The Central Bank of Brazil’s (BCB) Governor, Roberto Campos Neto, announced a BRL 40 billion emergency aid in order to support the payroll costs of micro, small and medium-sized enterprises’ (SME). The financing will be released in two tranches of BRL 20 billion — 85% of which comes from the National Treasury (BRL 17 billion, through the Brazilian Development Bank – BNDES‘ on-lendings), and the remaining 15% will be funded by banks (BRL 3 billion).
Beneficiaries
Companies with gross revenues between BRL 360 thousand and BRL 10 million per year — the so-called small and medium-sized companies (SME) — will have access, for two months, to an emergency payroll financing line. The measure has the potential to reach 12.2 million employees and 1.4 million companies.
Criteria
- The maximum amount financed per worker will be two minimum wages (BRL 2,040) per month.
- The funding will go directly to the worker’s account, as happens today through payrolls operated by financial institutions. The company will be responsible for the debt.
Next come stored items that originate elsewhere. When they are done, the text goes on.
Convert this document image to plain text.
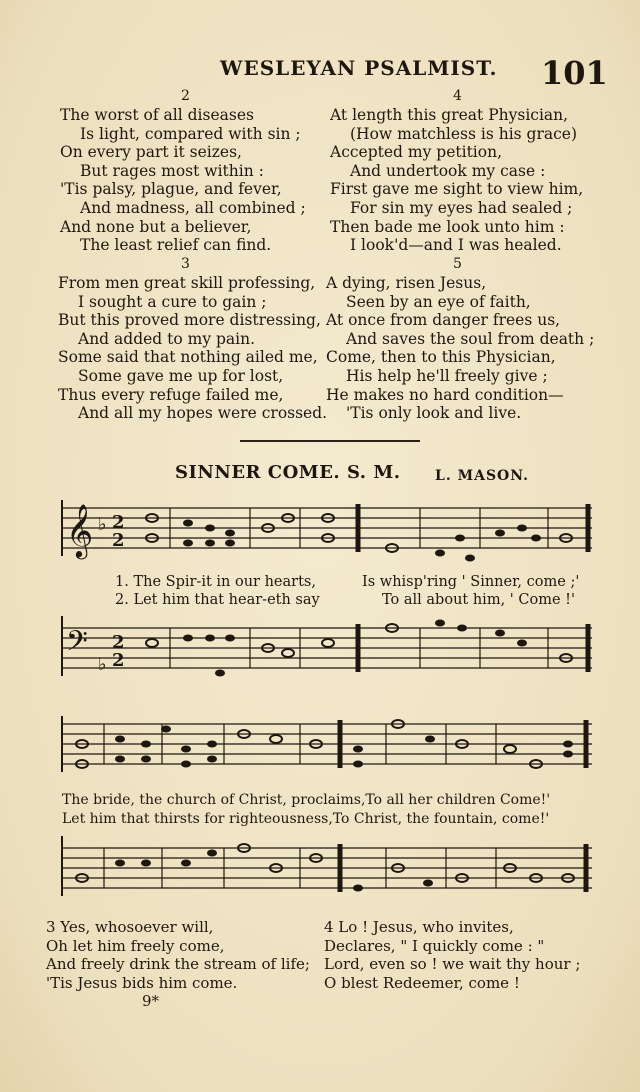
WESLEYAN PSALMIST. 101
2
The worst of all diseases
Is light, compared with sin ;
On every part it seizes,
But rages most within :
'Tis palsy, plague, and fever,
And madness, all combined ;
And none but a believer,
The least relief can find.
4
At length this great Physician,
(How matchless is his grace)
Accepted my petition,
And undertook my case :
First gave me sight to view him,
For sin my eyes had sealed ;
Then bade me look unto him :
I look'd—and I was healed.
3
From men great skill professing,
I sought a cure to gain ;
But this proved more distressing,
And added to my pain.
Some said that nothing ailed me,
Some gave me up for lost,
Thus every refuge failed me,
And all my hopes were crossed.
5
A dying, risen Jesus,
Seen by an eye of faith,
At once from danger frees us,
And saves the soul from death ;
Come, then to this Physician,
His help he'll freely give ;
He makes no hard condition—
'Tis only look and live.
SINNER COME. S. M. L. MASON.
𝄞 ♭ 2
2
1. The Spir-it in our hearts,	Is whisp'ring ' Sinner, come ;'
2. Let him that hear-eth say	To all about him, ' Come !'
𝄢 ♭
2
2
The bride, the church of Christ, proclaims,To all her children Come!'
Let him that thirsts for righteousness,To Christ, the fountain, come!'
3 Yes, whosoever will,
Oh let him freely come,
And freely drink the stream of life;
'Tis Jesus bids him come.
4 Lo ! Jesus, who invites,
Declares, " I quickly come : "
Lord, even so ! we wait thy hour ;
O blest Redeemer, come !
9*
- The company that request the payroll loans will be committed to the maintenance of jobs during the two-month program;
- The cost of the financing program to SMEs will be exactly the Interbank Deposit Certificates’ (CDI) interest rate, currently at 3.75% p.a., which means that the payroll financing line’s spread is zero;
- Regarding the credit risk coverage, the federal government and banks will share, respectively, 85% and 15%, of each transaction;
- The maturity of this emergency aid will be 36 months, with a grace period of six months.
Legislation
The loans will start to be granted after the issuance of a Provisional Measure that will provide for an ‘extraordinary credit’ of BRL 34 billion and the creation of a fund operated by the BNDES, which will be supervised by BCB. The financial institutions will fund the remaining BRL 6 billion.
Additional initiative in progress
The BCB’s governor also announced that the monetary authority is preparing a draft proposal of a constitutional amendment that will allow BCB to purchase corporate debt securities directly from companies — analogous to procedures adopted by the U.S. Federal Reserve.